Senhor: Você é professor cá na escola 

Eu: Sim fui colocado no início do ano letivo 

Senhor: Sabe eu trabalho na escola mas na parte agrícola, venho cá poucas vezes a acima. Eu tenho duas filhas a estudar nesta escola.

Eu acabei por ficar um pouco receoso dada a pouca empatia que os alunos têm por mim. 

Senhor: Que disciplinas leciona?

Eu referi que lecionava Área de Integração (AI), Geografia e Ambiente e Desenvolvimento Rural (ADR)

O senhor  disse o nome de ambas as filhas e indicou que  uma estudava  no décimo e a outra no décimo primeiro do curso de Turismo e Ambiente e Rural.

Suspirei um pouco de alívio pois as alunas são adoráveis e eu tenho um enorme respeito e empatia por elas. Ao contrário da grande maioria são alunas muito aplicadas.

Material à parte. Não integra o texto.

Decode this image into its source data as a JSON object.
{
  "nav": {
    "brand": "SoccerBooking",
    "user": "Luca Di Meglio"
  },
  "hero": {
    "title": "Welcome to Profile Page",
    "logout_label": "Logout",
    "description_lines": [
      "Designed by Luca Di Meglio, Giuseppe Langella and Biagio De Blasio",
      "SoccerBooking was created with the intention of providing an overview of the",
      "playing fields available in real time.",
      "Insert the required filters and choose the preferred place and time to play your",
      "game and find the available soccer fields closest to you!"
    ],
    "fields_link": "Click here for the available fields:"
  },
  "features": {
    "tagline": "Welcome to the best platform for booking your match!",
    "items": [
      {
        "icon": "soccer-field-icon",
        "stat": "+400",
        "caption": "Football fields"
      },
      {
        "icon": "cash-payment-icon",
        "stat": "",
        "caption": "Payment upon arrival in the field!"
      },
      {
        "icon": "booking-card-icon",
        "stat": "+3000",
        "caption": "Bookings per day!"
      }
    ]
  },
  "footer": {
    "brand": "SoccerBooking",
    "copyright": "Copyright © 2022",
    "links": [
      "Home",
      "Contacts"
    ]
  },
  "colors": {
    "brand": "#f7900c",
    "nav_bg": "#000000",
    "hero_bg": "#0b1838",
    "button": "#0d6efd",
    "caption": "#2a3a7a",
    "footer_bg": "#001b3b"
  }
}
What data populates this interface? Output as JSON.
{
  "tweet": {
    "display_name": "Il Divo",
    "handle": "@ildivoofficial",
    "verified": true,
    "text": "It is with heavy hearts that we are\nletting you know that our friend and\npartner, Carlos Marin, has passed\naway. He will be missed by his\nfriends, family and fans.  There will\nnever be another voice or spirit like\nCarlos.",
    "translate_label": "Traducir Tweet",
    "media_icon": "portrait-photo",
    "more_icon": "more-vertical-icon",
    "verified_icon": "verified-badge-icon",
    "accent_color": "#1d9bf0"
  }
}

Acabei por elogiá-las, pois não tinha qualquer razão para dizer o contrário.

Após os meus elogios o senhor disse:

Eu: A mais velha fala muito e gosta muito de si.

Eu não sou daquelas pessoas que gosta muito de estar sempre a ser elogiado mas pontualmente quando acontece, sabe bem. Pela forma como ele se expressou penso que foi sincero. No entanto mesmo que não tenha sido eu acreditei que sim.

Após aquele momento, pude pensar que o dia estava ganho.